While the ad is running, switch things up: the headlines, the images, etc. Certain things will affect your results more than others, even seemingly small stuff you didn’t expect, like a red border on an image.
#10 Advertise (Google Adwords) (A week, separate from the week during your Facebook ads)
Next, hop on over to Google AdWords and set up a campaign with them.
This one is going to be more keyword specific, so go back to step 1, research some long-tail keywords, and use those for your campaign.
These are the keywords I used for my knee pain ad (again, keywords that I researched from using the Google Keyword tool to know what people are searching for):
And then when you run your ads, you’re going to get daily data including your CTR (Click Through Rate), CPC (How much it’s costing you every time someone clicks your ad), and your position on google among the ads:
I also spent about $50 or $60 on Adwords so I could get a big enough sample size to choose from. I wanted a minimum of 100 unique visitors so that if I got any clicks on my “buy page” I could calculate what % of visitors are buying.
Just like in your Facebook ads, play around with headlines and keywords to see how your click through rate varies.
#11 Review Your Data
After you’ve run each test for a week, you’ll have at least 100 unique visitors that have visited your site, and some data to check out.
Now what you want to do is see how many of those people actually clicked your “Buy it now!” Button to go to Sales page #2.
For me, I had 1 person out of 100. That’s 1%. What’s normal? 1-3%. You could obviously verify that if you have more money to spend — maybe it was a fluke, maybe you’ll get a lot more conversions with 3,4,500 visitors.
#12 Fire or Pass
Unfortunately it’s not quite so black and white – you can’t just say “Well, I had 0 conversions to the sales page, so I guess there’s no point in following through.” And it’s also not totally true to assume that “Well I had 5 conversions, so there’s probably massive demand.”

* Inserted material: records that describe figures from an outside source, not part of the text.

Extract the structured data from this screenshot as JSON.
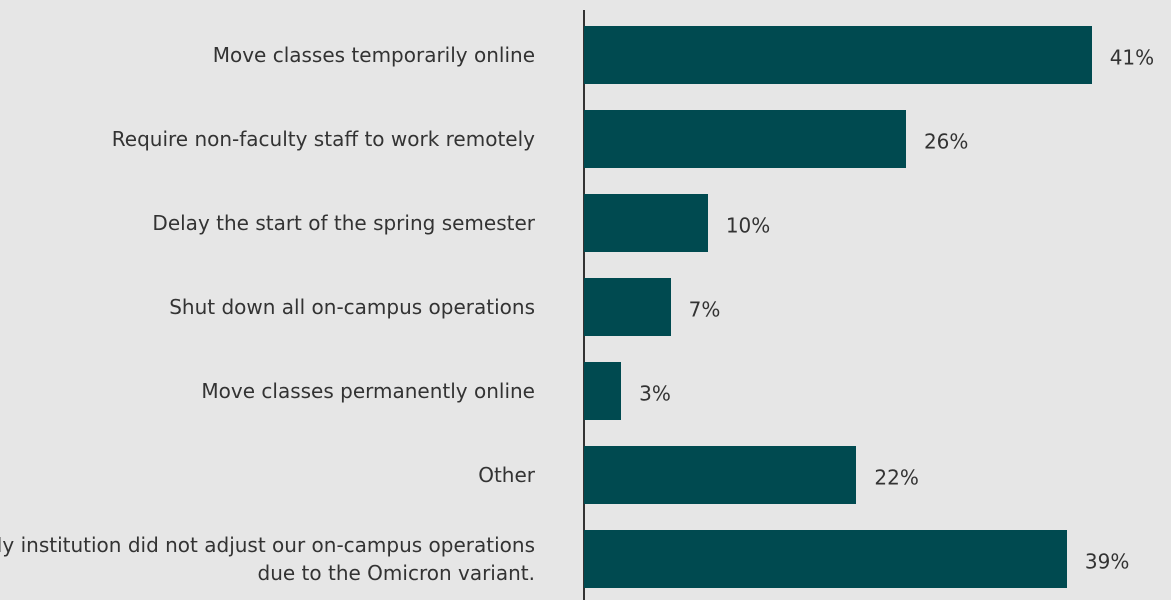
{
  "chart_data": {
    "type": "bar",
    "orientation": "horizontal",
    "categories": [
      "Move classes temporarily online",
      "Require non-faculty staff to work remotely",
      "Delay the start of the spring semester",
      "Shut down all on-campus operations",
      "Move classes permanently online",
      "Other",
      "My institution did not adjust our on-campus operations due to the Omicron variant."
    ],
    "values": [
      41,
      26,
      10,
      7,
      3,
      22,
      39
    ],
    "value_labels": [
      "41%",
      "26%",
      "10%",
      "7%",
      "3%",
      "22%",
      "39%"
    ],
    "color": "#004a50",
    "xlim": [
      0,
      47
    ]
  }
}
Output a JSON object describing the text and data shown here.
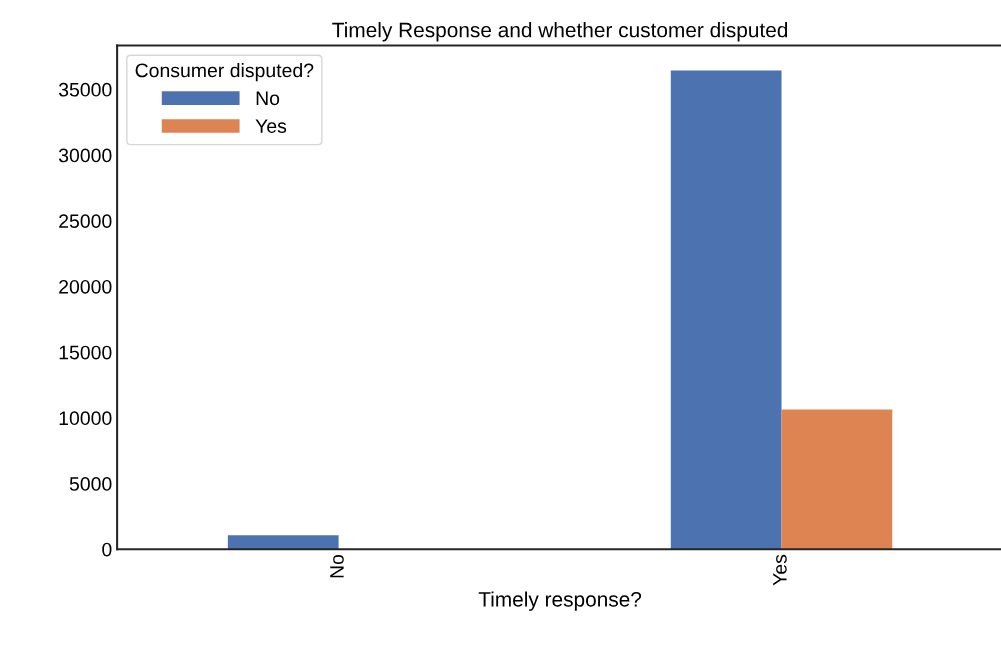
{
  "chart_data": {
    "type": "bar",
    "title": "Timely Response and whether customer disputed",
    "xlabel": "Timely response?",
    "legend_title": "Consumer disputed?",
    "categories": [
      "No",
      "Yes"
    ],
    "series": [
      {
        "name": "No",
        "color": "#4c72b0",
        "values": [
          1060,
          36440
        ]
      },
      {
        "name": "Yes",
        "color": "#dd8452",
        "values": [
          0,
          10630
        ]
      }
    ],
    "ylim": [
      0,
      38340
    ],
    "yticks": [
      0,
      5000,
      10000,
      15000,
      20000,
      25000,
      30000,
      35000
    ],
    "grid": false,
    "legend": "top left"
  }
}
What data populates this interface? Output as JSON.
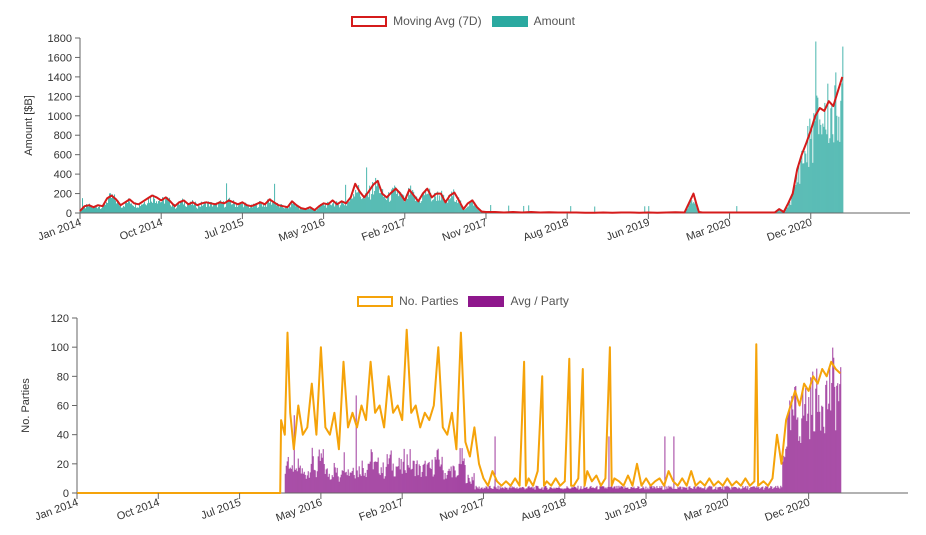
{
  "chart_data": [
    {
      "type": "bar+line",
      "legend": [
        {
          "name": "Moving Avg (7D)",
          "color": "#d51b1b",
          "style": "outline"
        },
        {
          "name": "Amount",
          "color": "#2aa9a0",
          "style": "fill"
        }
      ],
      "ylabel": "Amount [$B]",
      "ylim": [
        0,
        1800
      ],
      "yticks": [
        0,
        200,
        400,
        600,
        800,
        1000,
        1200,
        1400,
        1600,
        1800
      ],
      "xticks": [
        "Jan 2014",
        "Oct 2014",
        "Jul 2015",
        "May 2016",
        "Feb 2017",
        "Nov 2017",
        "Aug 2018",
        "Jun 2019",
        "Mar 2020",
        "Dec 2020"
      ],
      "x_range_months": [
        0,
        92
      ],
      "moving_avg": {
        "name": "Moving Avg (7D)",
        "points": [
          [
            0,
            20
          ],
          [
            0.5,
            70
          ],
          [
            1,
            80
          ],
          [
            1.5,
            60
          ],
          [
            2,
            80
          ],
          [
            2.5,
            70
          ],
          [
            3,
            150
          ],
          [
            3.5,
            180
          ],
          [
            4,
            140
          ],
          [
            4.5,
            80
          ],
          [
            5,
            110
          ],
          [
            5.5,
            140
          ],
          [
            6,
            100
          ],
          [
            6.5,
            90
          ],
          [
            7,
            120
          ],
          [
            7.5,
            150
          ],
          [
            8,
            180
          ],
          [
            8.5,
            160
          ],
          [
            9,
            130
          ],
          [
            9.5,
            160
          ],
          [
            10,
            120
          ],
          [
            10.5,
            70
          ],
          [
            11,
            110
          ],
          [
            11.5,
            130
          ],
          [
            12,
            90
          ],
          [
            12.5,
            110
          ],
          [
            13,
            80
          ],
          [
            13.5,
            100
          ],
          [
            14,
            110
          ],
          [
            14.5,
            100
          ],
          [
            15,
            90
          ],
          [
            15.5,
            110
          ],
          [
            16,
            100
          ],
          [
            16.5,
            130
          ],
          [
            17,
            110
          ],
          [
            17.5,
            90
          ],
          [
            18,
            110
          ],
          [
            18.5,
            80
          ],
          [
            19,
            70
          ],
          [
            19.5,
            90
          ],
          [
            20,
            110
          ],
          [
            20.5,
            90
          ],
          [
            21,
            140
          ],
          [
            21.5,
            110
          ],
          [
            22,
            80
          ],
          [
            22.5,
            70
          ],
          [
            23,
            60
          ],
          [
            23.5,
            120
          ],
          [
            24,
            80
          ],
          [
            24.5,
            50
          ],
          [
            25,
            40
          ],
          [
            25.5,
            60
          ],
          [
            26,
            30
          ],
          [
            26.5,
            70
          ],
          [
            27,
            100
          ],
          [
            27.5,
            90
          ],
          [
            28,
            130
          ],
          [
            28.5,
            90
          ],
          [
            29,
            120
          ],
          [
            29.5,
            100
          ],
          [
            30,
            160
          ],
          [
            30.5,
            300
          ],
          [
            31,
            220
          ],
          [
            31.5,
            160
          ],
          [
            32,
            220
          ],
          [
            32.5,
            290
          ],
          [
            33,
            330
          ],
          [
            33.5,
            200
          ],
          [
            34,
            160
          ],
          [
            34.5,
            210
          ],
          [
            35,
            250
          ],
          [
            35.5,
            200
          ],
          [
            36,
            130
          ],
          [
            36.5,
            240
          ],
          [
            37,
            180
          ],
          [
            37.5,
            120
          ],
          [
            38,
            200
          ],
          [
            38.5,
            250
          ],
          [
            39,
            160
          ],
          [
            39.5,
            200
          ],
          [
            40,
            200
          ],
          [
            40.5,
            110
          ],
          [
            41,
            180
          ],
          [
            41.5,
            210
          ],
          [
            42,
            130
          ],
          [
            42.5,
            40
          ],
          [
            43,
            100
          ],
          [
            43.5,
            130
          ],
          [
            44,
            60
          ],
          [
            44.5,
            15
          ],
          [
            45,
            10
          ],
          [
            46,
            10
          ],
          [
            47,
            5
          ],
          [
            48,
            10
          ],
          [
            49,
            5
          ],
          [
            50,
            10
          ],
          [
            51,
            5
          ],
          [
            52,
            8
          ],
          [
            53,
            5
          ],
          [
            54,
            5
          ],
          [
            55,
            5
          ],
          [
            56,
            3
          ],
          [
            57,
            3
          ],
          [
            58,
            5
          ],
          [
            59,
            3
          ],
          [
            60,
            5
          ],
          [
            61,
            5
          ],
          [
            62,
            3
          ],
          [
            63,
            5
          ],
          [
            64,
            3
          ],
          [
            65,
            5
          ],
          [
            66,
            8
          ],
          [
            67,
            5
          ],
          [
            68,
            200
          ],
          [
            68.3,
            100
          ],
          [
            68.6,
            10
          ],
          [
            69,
            5
          ],
          [
            70,
            5
          ],
          [
            71,
            5
          ],
          [
            72,
            5
          ],
          [
            73,
            5
          ],
          [
            74,
            5
          ],
          [
            75,
            5
          ],
          [
            76,
            5
          ],
          [
            77,
            5
          ],
          [
            77.5,
            40
          ],
          [
            78,
            10
          ],
          [
            78.5,
            100
          ],
          [
            79,
            200
          ],
          [
            79.5,
            450
          ],
          [
            80,
            600
          ],
          [
            80.5,
            720
          ],
          [
            81,
            850
          ],
          [
            81.5,
            1000
          ],
          [
            82,
            1080
          ],
          [
            82.5,
            1050
          ],
          [
            83,
            1150
          ],
          [
            83.5,
            1100
          ],
          [
            84,
            1250
          ],
          [
            84.5,
            1400
          ]
        ]
      },
      "amount_bars_color": "#2aa9a0"
    },
    {
      "type": "bar+line",
      "legend": [
        {
          "name": "No. Parties",
          "color": "#f5a30a",
          "style": "outline"
        },
        {
          "name": "Avg / Party",
          "color": "#8e178c",
          "style": "fill"
        }
      ],
      "ylabel": "No. Parties",
      "ylim": [
        0,
        120
      ],
      "yticks": [
        0,
        20,
        40,
        60,
        80,
        100,
        120
      ],
      "xticks": [
        "Jan 2014",
        "Oct 2014",
        "Jul 2015",
        "May 2016",
        "Feb 2017",
        "Nov 2017",
        "Aug 2018",
        "Jun 2019",
        "Mar 2020",
        "Dec 2020"
      ],
      "x_range_months": [
        0,
        92
      ],
      "parties": {
        "name": "No. Parties",
        "points": [
          [
            0,
            0
          ],
          [
            22.5,
            0
          ],
          [
            22.6,
            50
          ],
          [
            23,
            40
          ],
          [
            23.3,
            110
          ],
          [
            23.6,
            55
          ],
          [
            24,
            30
          ],
          [
            24.5,
            60
          ],
          [
            25,
            40
          ],
          [
            25.5,
            45
          ],
          [
            26,
            75
          ],
          [
            26.5,
            40
          ],
          [
            27,
            100
          ],
          [
            27.5,
            45
          ],
          [
            28,
            40
          ],
          [
            28.5,
            55
          ],
          [
            29,
            30
          ],
          [
            29.5,
            90
          ],
          [
            30,
            45
          ],
          [
            30.5,
            55
          ],
          [
            31,
            45
          ],
          [
            31.5,
            60
          ],
          [
            32,
            50
          ],
          [
            32.5,
            90
          ],
          [
            33,
            55
          ],
          [
            33.5,
            60
          ],
          [
            34,
            45
          ],
          [
            34.5,
            80
          ],
          [
            35,
            55
          ],
          [
            35.5,
            60
          ],
          [
            36,
            50
          ],
          [
            36.5,
            112
          ],
          [
            37,
            55
          ],
          [
            37.5,
            60
          ],
          [
            38,
            45
          ],
          [
            38.5,
            55
          ],
          [
            39,
            50
          ],
          [
            39.5,
            60
          ],
          [
            40,
            100
          ],
          [
            40.5,
            45
          ],
          [
            41,
            40
          ],
          [
            41.5,
            55
          ],
          [
            42,
            30
          ],
          [
            42.5,
            110
          ],
          [
            43,
            35
          ],
          [
            43.5,
            25
          ],
          [
            44,
            45
          ],
          [
            44.5,
            20
          ],
          [
            45,
            10
          ],
          [
            45.5,
            5
          ],
          [
            46,
            15
          ],
          [
            46.5,
            8
          ],
          [
            47,
            5
          ],
          [
            47.5,
            8
          ],
          [
            48,
            5
          ],
          [
            48.5,
            10
          ],
          [
            49,
            5
          ],
          [
            49.5,
            90
          ],
          [
            49.7,
            5
          ],
          [
            50,
            10
          ],
          [
            50.5,
            5
          ],
          [
            51,
            15
          ],
          [
            51.5,
            80
          ],
          [
            51.7,
            5
          ],
          [
            52,
            8
          ],
          [
            52.5,
            5
          ],
          [
            53,
            10
          ],
          [
            53.5,
            5
          ],
          [
            54,
            8
          ],
          [
            54.5,
            92
          ],
          [
            54.7,
            5
          ],
          [
            55,
            5
          ],
          [
            55.5,
            10
          ],
          [
            56,
            85
          ],
          [
            56.2,
            5
          ],
          [
            56.5,
            15
          ],
          [
            57,
            8
          ],
          [
            57.5,
            12
          ],
          [
            58,
            5
          ],
          [
            58.5,
            10
          ],
          [
            59,
            100
          ],
          [
            59.2,
            5
          ],
          [
            59.5,
            10
          ],
          [
            60,
            8
          ],
          [
            60.5,
            5
          ],
          [
            61,
            12
          ],
          [
            61.5,
            5
          ],
          [
            62,
            20
          ],
          [
            62.5,
            5
          ],
          [
            63,
            10
          ],
          [
            63.5,
            5
          ],
          [
            64,
            8
          ],
          [
            64.5,
            10
          ],
          [
            65,
            5
          ],
          [
            65.5,
            15
          ],
          [
            66,
            8
          ],
          [
            66.5,
            5
          ],
          [
            67,
            10
          ],
          [
            67.5,
            5
          ],
          [
            68,
            15
          ],
          [
            68.5,
            5
          ],
          [
            69,
            8
          ],
          [
            69.5,
            5
          ],
          [
            70,
            10
          ],
          [
            70.5,
            5
          ],
          [
            71,
            8
          ],
          [
            71.5,
            5
          ],
          [
            72,
            10
          ],
          [
            72.5,
            5
          ],
          [
            73,
            8
          ],
          [
            73.5,
            5
          ],
          [
            74,
            10
          ],
          [
            74.5,
            5
          ],
          [
            75,
            8
          ],
          [
            75.2,
            102
          ],
          [
            75.4,
            5
          ],
          [
            76,
            8
          ],
          [
            76.5,
            5
          ],
          [
            77,
            10
          ],
          [
            77.5,
            40
          ],
          [
            78,
            20
          ],
          [
            78.5,
            50
          ],
          [
            79,
            60
          ],
          [
            79.5,
            70
          ],
          [
            80,
            60
          ],
          [
            80.5,
            75
          ],
          [
            81,
            70
          ],
          [
            81.5,
            80
          ],
          [
            82,
            75
          ],
          [
            82.5,
            85
          ],
          [
            83,
            80
          ],
          [
            83.5,
            90
          ],
          [
            84,
            85
          ],
          [
            84.5,
            82
          ]
        ]
      },
      "avg_party_bars_color": "#8e178c"
    }
  ]
}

But let’s go with the law of averages and assume that if you know A. There is market demand (see step #1), and B. You also got some click through’s to your Sales page #2, there is probably pretty good demand and you know you might have a viable product.
Again, if you want some help, go check out my sales letter: Behind Knee Pain. Is it an expertly done sales page? hell no! Will it work? Hell yes.
Hope you guys found that useful! I know how goddamn hard it is to beat the initial resistance to start something — it’s one of the hardest things to combat especially when you’ve never started anything before.
Sometimes you just need to take that first step, and the rest falls into place from there.